Les biomarqueurs pris en compte dans cette étude (métaux, HAPs, PCBs, dioxines, furanes, benzène) correspondent aux principales substances chimiques émises par les sites industriels de la ZIP de Fos, par la circulation routière, le trafic maritime et les activités humaines (chauffage au bois…), et mesurées dans l’environnement proche des installations par différentes études scientifiques (Dron et al., 2017). La liste des substances recherchées se fonde également sur les études environnementales précédemment réalisées dans des zones présentant des émissions similaires, ainsi que sur les études nationale ENNS et ESTEBAN (Fréry et al., 2013, INVS, 2016), afin de disposer de valeurs de référence concernant l’imprégnation de la population française. Des analyses biologiques sont réalisées en parallèle (NFS, glycémie, vitamines...), afin de renseigner l’état des fonctions hépatiques ou rénales, de mettre en évidence d’éventuelles perturbations métaboliques, inflammatoires ou de croissance et de minéralisation osseuse.

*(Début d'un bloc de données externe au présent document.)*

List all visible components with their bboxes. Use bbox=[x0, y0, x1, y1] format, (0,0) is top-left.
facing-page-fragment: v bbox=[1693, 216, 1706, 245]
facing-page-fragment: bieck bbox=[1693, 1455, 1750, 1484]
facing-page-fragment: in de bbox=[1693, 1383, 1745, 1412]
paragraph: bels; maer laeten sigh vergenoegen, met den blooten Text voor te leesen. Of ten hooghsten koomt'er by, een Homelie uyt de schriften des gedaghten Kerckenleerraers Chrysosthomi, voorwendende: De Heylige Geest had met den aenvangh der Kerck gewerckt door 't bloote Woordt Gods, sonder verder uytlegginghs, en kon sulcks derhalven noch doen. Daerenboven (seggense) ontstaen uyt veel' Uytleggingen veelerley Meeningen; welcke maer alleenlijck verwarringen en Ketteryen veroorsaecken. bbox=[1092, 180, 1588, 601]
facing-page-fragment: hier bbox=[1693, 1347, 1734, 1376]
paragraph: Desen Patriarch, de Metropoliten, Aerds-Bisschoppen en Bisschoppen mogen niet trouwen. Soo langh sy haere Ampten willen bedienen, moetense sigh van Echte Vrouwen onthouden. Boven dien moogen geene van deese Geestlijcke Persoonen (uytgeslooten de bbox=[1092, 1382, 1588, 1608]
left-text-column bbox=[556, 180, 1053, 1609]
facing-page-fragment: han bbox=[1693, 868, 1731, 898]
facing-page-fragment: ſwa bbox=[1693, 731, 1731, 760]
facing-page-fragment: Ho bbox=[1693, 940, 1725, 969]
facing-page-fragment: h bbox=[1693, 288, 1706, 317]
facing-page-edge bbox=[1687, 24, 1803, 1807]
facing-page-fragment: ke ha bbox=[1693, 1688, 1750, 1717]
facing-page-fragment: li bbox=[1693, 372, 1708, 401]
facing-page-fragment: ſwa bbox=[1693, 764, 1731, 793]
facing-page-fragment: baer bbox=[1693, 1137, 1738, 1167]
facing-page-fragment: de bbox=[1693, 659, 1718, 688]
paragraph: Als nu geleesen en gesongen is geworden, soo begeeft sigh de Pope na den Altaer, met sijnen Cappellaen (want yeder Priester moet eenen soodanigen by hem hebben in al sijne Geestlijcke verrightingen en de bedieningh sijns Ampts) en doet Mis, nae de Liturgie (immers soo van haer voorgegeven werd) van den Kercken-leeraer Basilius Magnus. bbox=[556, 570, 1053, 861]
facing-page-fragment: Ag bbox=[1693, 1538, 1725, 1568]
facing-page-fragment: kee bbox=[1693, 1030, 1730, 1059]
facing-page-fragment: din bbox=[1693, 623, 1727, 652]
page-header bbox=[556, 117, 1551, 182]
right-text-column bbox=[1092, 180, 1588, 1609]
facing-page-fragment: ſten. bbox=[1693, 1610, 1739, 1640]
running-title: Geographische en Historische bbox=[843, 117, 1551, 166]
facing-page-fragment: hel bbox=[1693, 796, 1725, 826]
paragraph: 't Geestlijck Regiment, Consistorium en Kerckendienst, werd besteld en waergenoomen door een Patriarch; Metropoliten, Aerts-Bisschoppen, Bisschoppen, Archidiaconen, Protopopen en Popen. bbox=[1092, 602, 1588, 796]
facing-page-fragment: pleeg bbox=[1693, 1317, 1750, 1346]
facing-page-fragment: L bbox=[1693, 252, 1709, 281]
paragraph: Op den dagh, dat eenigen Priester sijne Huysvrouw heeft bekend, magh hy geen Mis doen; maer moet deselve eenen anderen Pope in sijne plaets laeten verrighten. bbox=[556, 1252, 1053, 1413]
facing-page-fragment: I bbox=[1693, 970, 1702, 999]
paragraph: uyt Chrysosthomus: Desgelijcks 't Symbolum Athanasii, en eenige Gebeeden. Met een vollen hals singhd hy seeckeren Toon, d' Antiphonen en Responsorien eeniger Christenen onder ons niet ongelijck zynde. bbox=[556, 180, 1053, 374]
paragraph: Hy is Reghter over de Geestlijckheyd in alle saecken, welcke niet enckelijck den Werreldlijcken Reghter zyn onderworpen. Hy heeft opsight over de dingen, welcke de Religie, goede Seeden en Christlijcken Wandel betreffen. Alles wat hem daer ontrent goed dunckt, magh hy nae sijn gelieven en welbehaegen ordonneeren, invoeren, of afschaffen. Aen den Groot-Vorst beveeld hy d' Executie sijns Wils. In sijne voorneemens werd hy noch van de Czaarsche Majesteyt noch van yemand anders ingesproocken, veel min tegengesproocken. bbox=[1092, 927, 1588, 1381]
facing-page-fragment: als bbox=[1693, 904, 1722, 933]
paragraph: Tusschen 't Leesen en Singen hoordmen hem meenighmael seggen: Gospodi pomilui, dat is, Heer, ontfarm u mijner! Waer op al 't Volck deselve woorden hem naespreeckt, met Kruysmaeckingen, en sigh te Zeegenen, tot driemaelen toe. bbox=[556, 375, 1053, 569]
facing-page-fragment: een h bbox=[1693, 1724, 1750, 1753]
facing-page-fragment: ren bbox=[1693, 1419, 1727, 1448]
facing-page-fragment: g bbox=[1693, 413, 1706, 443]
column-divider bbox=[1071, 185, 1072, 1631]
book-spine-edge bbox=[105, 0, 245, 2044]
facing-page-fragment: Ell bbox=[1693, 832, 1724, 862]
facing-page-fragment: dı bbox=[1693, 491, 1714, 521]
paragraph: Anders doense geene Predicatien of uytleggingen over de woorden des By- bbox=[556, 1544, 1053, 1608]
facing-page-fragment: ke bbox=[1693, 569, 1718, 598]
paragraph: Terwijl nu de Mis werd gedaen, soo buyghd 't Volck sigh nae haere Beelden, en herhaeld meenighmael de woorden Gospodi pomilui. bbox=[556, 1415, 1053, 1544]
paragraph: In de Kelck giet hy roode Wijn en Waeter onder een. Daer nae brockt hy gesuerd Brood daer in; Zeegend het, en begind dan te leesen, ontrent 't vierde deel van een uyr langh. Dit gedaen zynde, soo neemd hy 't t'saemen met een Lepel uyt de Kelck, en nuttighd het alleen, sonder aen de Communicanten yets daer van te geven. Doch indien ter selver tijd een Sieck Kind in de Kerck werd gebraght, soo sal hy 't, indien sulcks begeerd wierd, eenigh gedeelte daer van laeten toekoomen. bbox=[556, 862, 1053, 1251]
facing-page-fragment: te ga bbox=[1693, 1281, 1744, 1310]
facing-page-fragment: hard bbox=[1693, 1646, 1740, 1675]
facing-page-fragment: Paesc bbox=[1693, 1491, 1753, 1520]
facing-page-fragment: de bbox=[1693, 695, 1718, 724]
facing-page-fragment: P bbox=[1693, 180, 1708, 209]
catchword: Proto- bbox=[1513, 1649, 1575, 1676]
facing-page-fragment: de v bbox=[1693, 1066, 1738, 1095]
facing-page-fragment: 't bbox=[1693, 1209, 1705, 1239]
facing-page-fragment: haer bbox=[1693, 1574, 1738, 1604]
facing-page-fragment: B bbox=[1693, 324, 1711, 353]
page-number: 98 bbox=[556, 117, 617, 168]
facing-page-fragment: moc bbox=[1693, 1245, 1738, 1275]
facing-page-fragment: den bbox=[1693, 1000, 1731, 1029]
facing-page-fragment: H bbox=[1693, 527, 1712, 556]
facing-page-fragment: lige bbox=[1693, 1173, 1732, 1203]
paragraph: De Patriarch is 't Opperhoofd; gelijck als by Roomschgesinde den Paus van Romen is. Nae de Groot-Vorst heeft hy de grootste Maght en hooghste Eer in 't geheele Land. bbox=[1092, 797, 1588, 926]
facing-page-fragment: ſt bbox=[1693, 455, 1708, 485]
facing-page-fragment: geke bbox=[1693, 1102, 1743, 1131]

Afin d’accompagner les analyses de biomarqueurs réalisées dans la population des deux sites, des mesures et des prélèvements atmosphériques ont été effectués dans chacune des deux villes. Elles ont pour objectif d’évaluer précisément l’exposition des personnes pendant les prélèvements urinaires et sanguins. Les contaminants visés par l’étude INDEX ont été mesurés dans les particules (HAP, PCB, PCDD/F, métaux prélevés sur filtre à haut débit) et dans la phase gazeuse (HAP, PCB et PCDD/F sur mousses en polyuréthane-PUF et BTEX sur cartouches type Radiello®). De plus, l’évolution du nombre et de la taille des particules fines et ultrafines a été mesurée sur chaque site à l’aide d’appareils SMPS (Scanning Mobility Particle Sizer) afin d’évaluer l’impact de la taille des particules sur la contamination. Enfin, une mesure plus intégrée sur le temps a été effectuée par l’analyse de la bio-imprégnation des contaminants dans les lichens de chacune des deux zones. L’expérience acquise par l’Institut Écocitoyen sur cette zone permettra d’appréhender au mieux les résultats obtenus et leur incidence potentielle sur les analyses dans la population (Institut Écocitoyen pour la Connaissance des Pollutions, 2016).
Au final, cette étude devrait permettre de faire progresser les connaissances en matière d’exposition des populations aux polluants d’origine industrielle. C’est en effet la première étude en France qui mesure plus de 50 biomarqueurs dans un contexte de pollution locale. Mais elle permettra également d’améliorer les politiques publiques en matière de santé et de protection de l’environnement. Savoir si les habitants de Fos sont surexposés aux polluants, et si tel est le cas, à quels polluants par rapport à une zone témoin, est primordial pour le ciblage d’éventuelles études épidémiologiques et la préconisation de réductions d’émissions.